In other words, could native (unsafe memory access) code be used within restricted environment, e.g. in web browser, with 100% (at least in theory) security?

Edit2: Google Native Client is exactly what I would like - any language, safe or unsafe, run at native speed, sandbox, even in web browser. Everybody use whatever language you want, in web or on desktop.


You might want to read about Google's Native Client which runs x86 code (and ARM code I believe now) in a sandbox.


You pretty much described AppArmor in your original question. There are quite a few good videos explaining it which I highly recommend watching.


Possible? Yes. Difficult? Also yes. OS-dependent? Very yes.

Most modern OSes support various levels of process isolation that can be used to acheive what you want. The simplest approach is to simply attach a debugger and break on all system calls; then filter these calls in the debugger. This, however, is a large performance hit, and is difficult to make safe in the presence of multiple threads. It is also difficult to implement safely on OSes where the low-level syscall interface is not documented - such as Mac OS or Windows.

The Chrome browser folks have done a lot of work in this field. They've posted design docs for Windows, Linux (in particular the SUID sandbox), and Mac OS X. Their approach is effective but not totally foolproof - there may still be some minor information leaks between the outer OS and the guest application. In addition, some of the OSes require specific modifications to the guest program to be able to communicate out of the sandbox.

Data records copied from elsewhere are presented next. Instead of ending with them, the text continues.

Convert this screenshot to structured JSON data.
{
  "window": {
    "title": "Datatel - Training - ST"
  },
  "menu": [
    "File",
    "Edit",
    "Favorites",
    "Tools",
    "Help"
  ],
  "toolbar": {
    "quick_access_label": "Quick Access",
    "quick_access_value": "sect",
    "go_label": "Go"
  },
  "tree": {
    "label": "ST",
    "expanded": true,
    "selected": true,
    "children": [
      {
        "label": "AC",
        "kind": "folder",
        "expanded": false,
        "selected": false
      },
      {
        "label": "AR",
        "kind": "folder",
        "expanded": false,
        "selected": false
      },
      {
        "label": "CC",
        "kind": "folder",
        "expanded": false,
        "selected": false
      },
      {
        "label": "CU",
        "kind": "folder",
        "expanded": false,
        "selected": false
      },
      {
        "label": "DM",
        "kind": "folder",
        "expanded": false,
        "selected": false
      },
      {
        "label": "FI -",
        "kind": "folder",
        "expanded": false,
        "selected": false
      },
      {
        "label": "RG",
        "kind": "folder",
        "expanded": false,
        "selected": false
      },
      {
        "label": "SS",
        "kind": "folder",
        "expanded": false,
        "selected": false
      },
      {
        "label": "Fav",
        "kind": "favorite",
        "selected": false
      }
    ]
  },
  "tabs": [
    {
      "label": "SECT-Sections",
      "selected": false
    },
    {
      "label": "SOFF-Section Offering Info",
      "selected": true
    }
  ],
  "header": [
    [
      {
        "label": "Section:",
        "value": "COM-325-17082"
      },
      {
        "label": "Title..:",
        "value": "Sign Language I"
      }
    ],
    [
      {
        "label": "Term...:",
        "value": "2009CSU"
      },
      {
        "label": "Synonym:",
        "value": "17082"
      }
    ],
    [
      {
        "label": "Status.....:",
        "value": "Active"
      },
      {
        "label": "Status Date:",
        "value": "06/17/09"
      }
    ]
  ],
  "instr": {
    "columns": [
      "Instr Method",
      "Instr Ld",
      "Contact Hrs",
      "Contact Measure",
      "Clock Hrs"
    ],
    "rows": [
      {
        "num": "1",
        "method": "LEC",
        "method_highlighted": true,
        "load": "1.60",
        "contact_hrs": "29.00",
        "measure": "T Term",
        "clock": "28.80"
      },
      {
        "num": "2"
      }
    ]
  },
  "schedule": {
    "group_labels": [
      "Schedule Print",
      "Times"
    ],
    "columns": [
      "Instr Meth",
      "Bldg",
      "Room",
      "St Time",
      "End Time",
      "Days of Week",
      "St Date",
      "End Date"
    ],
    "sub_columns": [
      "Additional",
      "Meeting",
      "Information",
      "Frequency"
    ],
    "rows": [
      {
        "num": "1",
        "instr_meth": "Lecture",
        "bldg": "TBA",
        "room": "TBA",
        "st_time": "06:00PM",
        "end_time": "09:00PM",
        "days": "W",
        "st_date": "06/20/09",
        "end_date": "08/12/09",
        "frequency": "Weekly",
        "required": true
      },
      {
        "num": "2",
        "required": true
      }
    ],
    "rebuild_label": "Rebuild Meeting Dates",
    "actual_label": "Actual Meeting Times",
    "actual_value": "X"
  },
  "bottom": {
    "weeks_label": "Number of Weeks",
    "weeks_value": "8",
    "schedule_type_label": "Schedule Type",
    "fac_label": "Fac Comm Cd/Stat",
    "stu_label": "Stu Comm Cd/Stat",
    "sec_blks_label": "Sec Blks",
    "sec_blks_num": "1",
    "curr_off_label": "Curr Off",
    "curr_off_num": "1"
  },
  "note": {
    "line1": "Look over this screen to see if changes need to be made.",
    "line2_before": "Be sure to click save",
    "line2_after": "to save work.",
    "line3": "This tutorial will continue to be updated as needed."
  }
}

If some modification to the hosted application is acceptable, Google's native client is worth a look. This restricts the compiler's code generation choices in such a way that the loader can prove that it doesn't do anything nasty. This obviously doesn't work on arbitrary executables, but it will get you the performance benefits of native code.

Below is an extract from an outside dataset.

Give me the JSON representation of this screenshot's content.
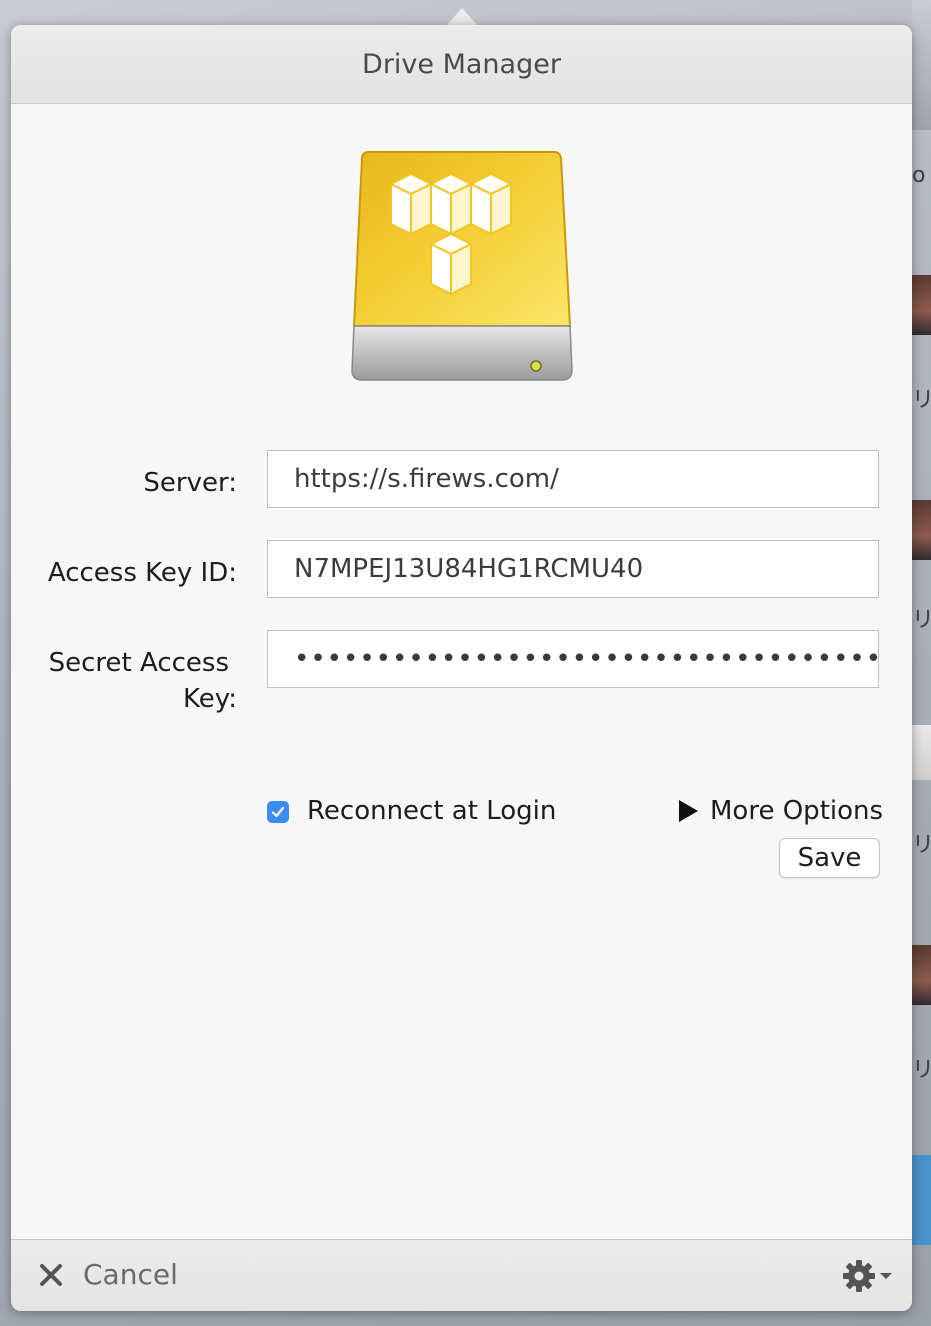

Finally, you can always simply run the program in question, plus an entire OS to itself, in an emulator. This approach is basically foolproof, but adds significant overhead.


Yes this is possible IF the hardware provides mechanisms to restrict memory accesses. Desktop processors usually are equipped with an MMU and access levels, so the OS can employ these to deny access to any memory address a thread should not have access to.

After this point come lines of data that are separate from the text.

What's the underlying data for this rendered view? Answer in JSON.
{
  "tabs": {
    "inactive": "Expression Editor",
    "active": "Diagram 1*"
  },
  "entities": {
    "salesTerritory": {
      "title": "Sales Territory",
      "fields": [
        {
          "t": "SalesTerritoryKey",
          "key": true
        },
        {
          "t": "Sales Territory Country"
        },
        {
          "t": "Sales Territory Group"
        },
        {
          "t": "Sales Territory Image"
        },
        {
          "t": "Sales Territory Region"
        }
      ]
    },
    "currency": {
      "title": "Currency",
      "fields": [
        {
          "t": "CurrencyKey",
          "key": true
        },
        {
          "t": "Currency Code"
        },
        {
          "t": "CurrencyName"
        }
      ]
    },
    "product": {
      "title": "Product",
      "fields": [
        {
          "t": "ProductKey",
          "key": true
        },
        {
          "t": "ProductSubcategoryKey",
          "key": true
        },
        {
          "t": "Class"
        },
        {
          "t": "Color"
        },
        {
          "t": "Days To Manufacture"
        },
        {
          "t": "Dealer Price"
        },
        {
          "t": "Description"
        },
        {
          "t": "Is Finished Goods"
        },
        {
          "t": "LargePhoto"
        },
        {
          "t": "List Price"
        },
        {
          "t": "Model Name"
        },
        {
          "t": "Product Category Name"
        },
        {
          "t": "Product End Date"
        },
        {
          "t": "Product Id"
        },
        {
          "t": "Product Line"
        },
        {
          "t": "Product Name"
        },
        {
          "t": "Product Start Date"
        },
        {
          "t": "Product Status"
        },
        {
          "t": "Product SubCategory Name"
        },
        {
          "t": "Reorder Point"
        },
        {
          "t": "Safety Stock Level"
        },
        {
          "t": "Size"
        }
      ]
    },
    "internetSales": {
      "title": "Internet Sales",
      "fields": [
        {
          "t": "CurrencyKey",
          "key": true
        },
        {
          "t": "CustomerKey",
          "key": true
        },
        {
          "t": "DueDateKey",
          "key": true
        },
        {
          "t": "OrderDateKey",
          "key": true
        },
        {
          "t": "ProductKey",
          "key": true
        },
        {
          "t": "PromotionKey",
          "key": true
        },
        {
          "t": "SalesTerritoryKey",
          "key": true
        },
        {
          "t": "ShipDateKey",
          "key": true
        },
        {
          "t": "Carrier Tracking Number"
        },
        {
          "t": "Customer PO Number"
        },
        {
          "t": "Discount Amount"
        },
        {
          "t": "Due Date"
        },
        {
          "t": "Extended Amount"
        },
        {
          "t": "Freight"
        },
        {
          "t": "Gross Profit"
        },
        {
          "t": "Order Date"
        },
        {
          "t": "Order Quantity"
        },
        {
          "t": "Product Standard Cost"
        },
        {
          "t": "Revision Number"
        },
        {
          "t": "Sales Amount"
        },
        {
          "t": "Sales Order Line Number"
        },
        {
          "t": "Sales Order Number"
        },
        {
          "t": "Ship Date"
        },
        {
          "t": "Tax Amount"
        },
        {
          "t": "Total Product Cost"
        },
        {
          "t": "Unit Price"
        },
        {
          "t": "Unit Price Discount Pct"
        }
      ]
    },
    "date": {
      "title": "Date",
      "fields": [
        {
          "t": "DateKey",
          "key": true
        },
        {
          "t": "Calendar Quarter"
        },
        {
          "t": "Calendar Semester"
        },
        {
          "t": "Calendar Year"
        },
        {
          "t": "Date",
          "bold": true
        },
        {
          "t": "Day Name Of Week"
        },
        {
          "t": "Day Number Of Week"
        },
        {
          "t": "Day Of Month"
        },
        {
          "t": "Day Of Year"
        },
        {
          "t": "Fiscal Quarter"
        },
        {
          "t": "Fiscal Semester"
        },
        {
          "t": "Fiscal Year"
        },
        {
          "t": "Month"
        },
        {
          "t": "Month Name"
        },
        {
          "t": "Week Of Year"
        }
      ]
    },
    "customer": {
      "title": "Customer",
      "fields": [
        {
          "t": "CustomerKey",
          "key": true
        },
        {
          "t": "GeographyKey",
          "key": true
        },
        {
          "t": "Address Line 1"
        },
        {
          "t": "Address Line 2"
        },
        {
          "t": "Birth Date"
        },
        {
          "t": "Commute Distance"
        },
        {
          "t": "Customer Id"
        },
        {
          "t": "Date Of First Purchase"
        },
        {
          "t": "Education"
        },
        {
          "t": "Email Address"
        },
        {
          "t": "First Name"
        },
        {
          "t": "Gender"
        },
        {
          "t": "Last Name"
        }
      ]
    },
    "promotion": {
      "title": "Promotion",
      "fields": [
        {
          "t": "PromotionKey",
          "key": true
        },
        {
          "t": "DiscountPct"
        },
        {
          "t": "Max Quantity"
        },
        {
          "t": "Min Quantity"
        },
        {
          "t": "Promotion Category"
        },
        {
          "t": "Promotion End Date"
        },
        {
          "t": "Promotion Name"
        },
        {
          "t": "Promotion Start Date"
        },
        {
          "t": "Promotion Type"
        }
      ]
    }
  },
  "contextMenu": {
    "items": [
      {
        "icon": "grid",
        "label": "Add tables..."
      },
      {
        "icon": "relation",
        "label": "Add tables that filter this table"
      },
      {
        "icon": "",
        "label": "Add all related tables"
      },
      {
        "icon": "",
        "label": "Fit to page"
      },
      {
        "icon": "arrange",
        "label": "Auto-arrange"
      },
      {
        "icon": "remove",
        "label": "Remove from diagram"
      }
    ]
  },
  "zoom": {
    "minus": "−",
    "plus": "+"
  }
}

Virtual memory is implemented by the very same means: any access to memory currently swapped out to disk is trapped, the memory fetched from disk and then the thread is continued. Virtualization takes it a little farther, because it also traps accesses to hardware registers.

All the OS really needs to do is properly use those features and it will be impossible for any code to break out of the sandbox. Of course this much easier said than practically applied. Mostly because the OS takes liberties if favor of performance, oversights in what certain OS calls can be used to do and last but not least bugs in the implementation.